With West Virginia officially heading west to the Big 12, the press release from the Big 12 Conference and West Virginia have stated that the Mountaineers will begin Big 12 play in the 2012-2013 season. But as we've been hearing for the past several weeks, Big East commissioner John
Moronatto Marinatto has said multiple times that Pitt and Syracuse (and presumably West Virginia) will be held to the league's mandatory 27-month waiting period.
BlueGoldNews.com, the West Virginia Scout site, has tweeted that Pitt can leave the conference this season should they pay the Big East $21 million. We can assume that Syracuse and WVU were also offered similar deals, assuming the rumor is true. And you know that if one school gets out, they're all getting out or the remaining schools will lawyer up within hours and end up getting out early anyways. WVU president James Clements wasn't shy about announcing his intentions during WVU's introductory press conference.
"Our intent is clearly July 1 we will be a member of the Big 12," Clements said. "Our team and their team are in discussions about how to make that happen."
So what are the chances that the Panthers, Mountaineers, and Orange all begin play in their new conferences for next season?
Well, with more and more Big East members looking to jump ship (it's a possibility that Notre Dame may be taking their non-football sports out of the Big East and into the Big 12. And don't put to rest the thought of Louisville or Cincy or USF possibly finding their way to the Big 12 or Rutgers/UConn to the ACC), it's looking more and more likely ... especially if the Big East loses another program. Slick Rick Pitino could be right:
"If Louisville had left the Big East was over. Nobody was going to come in. I told him to be fired up and go get those teams."
If Louisville were to leave the Big East as well, the conference is done. Heck, I didn't even think it could survive after Pitt and Cuse announced they were taking their talents to the ACC. Now after the Big East will lose their 3 most historically significant programs, the Big East will obviously never be the same.
Now, $21 million does seem a little high. Pitt likely could afford it, especially with the increased amount they would receive upon starting conference play in the ACC (around $15 million a year). And although that's the initial amount, realignment over the past year has shown us that the leaving members can haggle their way down to more manageable fees, so I wouldn't say money is a major factor in staying another year or not. I strongly feel that if Steve Pederson or Mark Nordenberg were given the chance to jump to the ACC next season, they would do so.
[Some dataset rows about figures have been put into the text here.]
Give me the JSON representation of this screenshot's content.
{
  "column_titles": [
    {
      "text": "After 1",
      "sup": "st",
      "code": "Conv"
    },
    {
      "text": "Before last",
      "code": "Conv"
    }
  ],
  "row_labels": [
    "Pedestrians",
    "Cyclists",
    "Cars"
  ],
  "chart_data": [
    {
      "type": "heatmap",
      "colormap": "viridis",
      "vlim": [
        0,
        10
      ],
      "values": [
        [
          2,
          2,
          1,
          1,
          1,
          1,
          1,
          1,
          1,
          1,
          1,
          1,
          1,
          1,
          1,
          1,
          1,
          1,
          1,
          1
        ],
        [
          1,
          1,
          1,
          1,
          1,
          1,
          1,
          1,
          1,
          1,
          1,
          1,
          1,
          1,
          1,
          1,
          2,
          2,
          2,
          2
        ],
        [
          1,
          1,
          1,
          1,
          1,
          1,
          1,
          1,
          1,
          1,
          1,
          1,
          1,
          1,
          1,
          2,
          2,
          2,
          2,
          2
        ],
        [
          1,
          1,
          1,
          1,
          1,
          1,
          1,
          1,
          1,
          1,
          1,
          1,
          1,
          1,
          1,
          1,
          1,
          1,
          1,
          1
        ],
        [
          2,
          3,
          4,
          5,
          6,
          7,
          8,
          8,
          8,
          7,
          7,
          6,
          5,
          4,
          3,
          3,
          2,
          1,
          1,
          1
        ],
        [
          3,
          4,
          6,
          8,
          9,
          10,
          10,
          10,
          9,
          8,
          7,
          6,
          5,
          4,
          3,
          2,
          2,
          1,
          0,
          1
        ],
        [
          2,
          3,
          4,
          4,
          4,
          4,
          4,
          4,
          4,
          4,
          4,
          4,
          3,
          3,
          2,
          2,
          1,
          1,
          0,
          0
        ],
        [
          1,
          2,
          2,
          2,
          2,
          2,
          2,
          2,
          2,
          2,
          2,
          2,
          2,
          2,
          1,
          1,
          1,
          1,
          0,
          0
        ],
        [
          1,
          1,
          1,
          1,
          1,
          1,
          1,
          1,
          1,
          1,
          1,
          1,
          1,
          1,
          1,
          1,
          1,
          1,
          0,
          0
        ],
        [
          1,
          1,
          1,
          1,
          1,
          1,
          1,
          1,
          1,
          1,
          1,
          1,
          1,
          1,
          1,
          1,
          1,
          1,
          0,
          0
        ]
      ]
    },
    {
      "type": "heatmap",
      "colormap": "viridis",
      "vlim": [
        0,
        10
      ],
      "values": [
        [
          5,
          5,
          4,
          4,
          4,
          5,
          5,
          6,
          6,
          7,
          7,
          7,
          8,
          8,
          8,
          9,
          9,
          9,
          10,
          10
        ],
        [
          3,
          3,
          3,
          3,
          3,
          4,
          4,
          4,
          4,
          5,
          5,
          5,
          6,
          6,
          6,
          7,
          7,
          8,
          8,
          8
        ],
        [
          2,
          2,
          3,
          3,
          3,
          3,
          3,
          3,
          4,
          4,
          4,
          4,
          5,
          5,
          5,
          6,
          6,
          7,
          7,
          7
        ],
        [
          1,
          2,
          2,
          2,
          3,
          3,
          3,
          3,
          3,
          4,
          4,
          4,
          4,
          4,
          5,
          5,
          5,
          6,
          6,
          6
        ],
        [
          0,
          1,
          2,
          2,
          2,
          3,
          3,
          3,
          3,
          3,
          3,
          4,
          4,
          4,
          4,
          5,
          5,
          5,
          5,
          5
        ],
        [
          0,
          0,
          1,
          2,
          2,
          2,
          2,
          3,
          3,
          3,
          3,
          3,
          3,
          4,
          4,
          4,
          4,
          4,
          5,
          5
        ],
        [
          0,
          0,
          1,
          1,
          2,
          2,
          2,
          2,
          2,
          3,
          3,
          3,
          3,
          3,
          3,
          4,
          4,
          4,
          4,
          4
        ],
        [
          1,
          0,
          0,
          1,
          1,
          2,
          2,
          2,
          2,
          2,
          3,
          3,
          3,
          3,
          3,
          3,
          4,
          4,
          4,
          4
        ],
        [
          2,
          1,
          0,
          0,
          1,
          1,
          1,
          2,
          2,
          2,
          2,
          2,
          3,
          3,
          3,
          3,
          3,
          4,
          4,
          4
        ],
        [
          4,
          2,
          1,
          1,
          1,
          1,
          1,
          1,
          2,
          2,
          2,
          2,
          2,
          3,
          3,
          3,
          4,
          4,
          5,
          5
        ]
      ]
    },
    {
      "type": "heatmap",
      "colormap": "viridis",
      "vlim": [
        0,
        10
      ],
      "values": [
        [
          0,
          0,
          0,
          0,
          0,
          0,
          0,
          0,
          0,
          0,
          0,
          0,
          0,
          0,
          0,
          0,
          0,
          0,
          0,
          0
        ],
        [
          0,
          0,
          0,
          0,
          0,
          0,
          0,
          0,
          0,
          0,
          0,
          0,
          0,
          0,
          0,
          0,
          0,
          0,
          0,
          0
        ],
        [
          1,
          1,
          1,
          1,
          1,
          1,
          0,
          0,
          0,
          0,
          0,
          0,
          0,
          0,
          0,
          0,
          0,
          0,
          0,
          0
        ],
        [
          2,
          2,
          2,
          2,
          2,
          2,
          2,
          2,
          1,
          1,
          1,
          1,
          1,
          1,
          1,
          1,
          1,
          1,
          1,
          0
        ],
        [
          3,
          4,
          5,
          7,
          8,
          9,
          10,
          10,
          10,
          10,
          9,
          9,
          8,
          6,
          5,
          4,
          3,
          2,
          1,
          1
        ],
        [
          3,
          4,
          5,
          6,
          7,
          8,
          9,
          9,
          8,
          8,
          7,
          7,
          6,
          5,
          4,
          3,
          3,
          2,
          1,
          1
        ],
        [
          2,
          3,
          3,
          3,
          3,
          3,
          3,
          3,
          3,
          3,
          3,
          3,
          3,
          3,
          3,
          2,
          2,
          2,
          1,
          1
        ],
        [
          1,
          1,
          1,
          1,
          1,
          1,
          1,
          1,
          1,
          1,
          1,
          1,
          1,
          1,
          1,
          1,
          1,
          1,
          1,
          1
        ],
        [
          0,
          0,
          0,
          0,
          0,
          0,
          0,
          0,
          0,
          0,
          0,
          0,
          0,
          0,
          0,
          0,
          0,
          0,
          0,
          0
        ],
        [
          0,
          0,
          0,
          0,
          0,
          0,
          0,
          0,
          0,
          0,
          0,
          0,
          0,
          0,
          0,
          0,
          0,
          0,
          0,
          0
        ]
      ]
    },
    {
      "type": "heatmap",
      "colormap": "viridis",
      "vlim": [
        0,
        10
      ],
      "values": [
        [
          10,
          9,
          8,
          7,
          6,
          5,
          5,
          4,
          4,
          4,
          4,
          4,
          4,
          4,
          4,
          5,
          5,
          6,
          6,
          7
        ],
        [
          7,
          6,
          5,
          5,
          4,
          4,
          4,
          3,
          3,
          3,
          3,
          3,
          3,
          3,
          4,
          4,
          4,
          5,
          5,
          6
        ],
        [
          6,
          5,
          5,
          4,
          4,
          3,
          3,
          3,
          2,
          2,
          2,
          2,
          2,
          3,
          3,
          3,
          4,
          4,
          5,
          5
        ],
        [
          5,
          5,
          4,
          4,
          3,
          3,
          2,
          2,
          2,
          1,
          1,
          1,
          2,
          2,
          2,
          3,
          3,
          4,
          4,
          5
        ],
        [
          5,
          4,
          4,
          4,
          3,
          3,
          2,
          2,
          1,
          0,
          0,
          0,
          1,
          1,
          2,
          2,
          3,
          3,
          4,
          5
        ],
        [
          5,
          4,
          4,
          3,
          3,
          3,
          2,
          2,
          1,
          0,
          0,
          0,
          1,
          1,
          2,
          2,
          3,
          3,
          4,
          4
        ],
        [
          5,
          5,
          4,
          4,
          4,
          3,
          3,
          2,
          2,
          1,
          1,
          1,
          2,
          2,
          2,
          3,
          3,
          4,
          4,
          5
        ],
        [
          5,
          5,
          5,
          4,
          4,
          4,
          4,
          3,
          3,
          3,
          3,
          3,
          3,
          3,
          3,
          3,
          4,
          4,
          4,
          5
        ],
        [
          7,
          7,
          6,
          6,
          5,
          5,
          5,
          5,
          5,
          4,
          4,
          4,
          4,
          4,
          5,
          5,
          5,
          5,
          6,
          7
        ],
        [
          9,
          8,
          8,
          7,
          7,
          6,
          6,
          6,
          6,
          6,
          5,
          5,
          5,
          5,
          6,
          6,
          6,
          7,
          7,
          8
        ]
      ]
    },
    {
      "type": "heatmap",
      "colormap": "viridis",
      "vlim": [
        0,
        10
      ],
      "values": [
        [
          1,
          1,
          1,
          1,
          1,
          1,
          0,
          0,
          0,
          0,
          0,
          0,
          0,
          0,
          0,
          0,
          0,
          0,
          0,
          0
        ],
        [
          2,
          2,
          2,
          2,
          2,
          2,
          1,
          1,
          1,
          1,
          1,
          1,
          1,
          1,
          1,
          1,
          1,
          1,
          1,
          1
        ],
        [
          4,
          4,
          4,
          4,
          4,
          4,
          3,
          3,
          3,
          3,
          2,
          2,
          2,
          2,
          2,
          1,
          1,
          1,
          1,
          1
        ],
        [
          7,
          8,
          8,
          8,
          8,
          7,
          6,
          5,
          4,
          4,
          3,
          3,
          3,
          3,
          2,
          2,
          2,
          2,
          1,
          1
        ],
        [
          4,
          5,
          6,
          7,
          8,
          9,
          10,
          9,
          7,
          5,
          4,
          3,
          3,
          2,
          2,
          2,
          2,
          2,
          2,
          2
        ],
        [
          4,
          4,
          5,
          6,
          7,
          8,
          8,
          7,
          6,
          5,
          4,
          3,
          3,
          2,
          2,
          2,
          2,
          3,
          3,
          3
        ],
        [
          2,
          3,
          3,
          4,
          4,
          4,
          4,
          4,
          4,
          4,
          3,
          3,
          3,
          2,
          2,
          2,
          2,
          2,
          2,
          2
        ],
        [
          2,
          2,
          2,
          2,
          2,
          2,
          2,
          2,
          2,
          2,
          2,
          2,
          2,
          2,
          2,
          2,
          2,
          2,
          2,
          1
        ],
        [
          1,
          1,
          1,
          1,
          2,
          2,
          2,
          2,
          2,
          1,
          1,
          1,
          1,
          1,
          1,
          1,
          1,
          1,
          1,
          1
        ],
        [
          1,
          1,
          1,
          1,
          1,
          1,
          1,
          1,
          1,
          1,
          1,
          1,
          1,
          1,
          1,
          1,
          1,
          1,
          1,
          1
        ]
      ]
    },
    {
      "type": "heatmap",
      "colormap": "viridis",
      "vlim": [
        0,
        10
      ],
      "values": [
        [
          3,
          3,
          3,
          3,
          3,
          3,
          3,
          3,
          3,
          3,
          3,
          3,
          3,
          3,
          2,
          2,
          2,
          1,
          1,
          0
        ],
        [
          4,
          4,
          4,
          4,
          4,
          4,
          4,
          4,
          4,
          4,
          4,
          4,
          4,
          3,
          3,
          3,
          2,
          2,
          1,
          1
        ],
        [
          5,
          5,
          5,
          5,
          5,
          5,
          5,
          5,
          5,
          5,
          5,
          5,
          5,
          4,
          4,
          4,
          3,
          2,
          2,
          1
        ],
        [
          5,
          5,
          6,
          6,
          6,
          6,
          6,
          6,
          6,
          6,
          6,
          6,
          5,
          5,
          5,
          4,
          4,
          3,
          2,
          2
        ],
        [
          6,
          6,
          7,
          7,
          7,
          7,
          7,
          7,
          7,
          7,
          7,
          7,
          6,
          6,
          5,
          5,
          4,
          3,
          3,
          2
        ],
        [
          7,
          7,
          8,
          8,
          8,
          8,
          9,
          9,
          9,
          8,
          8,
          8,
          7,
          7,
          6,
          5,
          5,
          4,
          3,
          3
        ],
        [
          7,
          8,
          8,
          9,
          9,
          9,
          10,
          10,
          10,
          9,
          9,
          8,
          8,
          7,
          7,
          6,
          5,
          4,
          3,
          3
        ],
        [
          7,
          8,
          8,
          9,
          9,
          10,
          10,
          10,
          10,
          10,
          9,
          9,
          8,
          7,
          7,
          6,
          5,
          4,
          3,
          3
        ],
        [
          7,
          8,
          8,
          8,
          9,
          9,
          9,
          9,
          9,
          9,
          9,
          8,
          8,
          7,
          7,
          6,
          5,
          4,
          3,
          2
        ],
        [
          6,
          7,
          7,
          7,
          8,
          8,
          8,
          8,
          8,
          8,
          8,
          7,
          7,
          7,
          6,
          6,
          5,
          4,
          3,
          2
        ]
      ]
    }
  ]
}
Perhaps the Providence gang has decided enough is enough. As Andrea Adelson, ESPN.com's Big East writer, says, the Big East has become a conference of convenience. But now that the current members include UConn, Rutgers, Cincinnati, South Florida, and Louisville, the Big East can't expect the football conference to last. Do they think Boise State and Air Force are really going to be happy doing cross country trips to Tampa, Storrs, or Piscataway every other season? And how sure are they that any of the current members won't decide to be the next defection? As sad as it is, it may be time for the Big East to move on.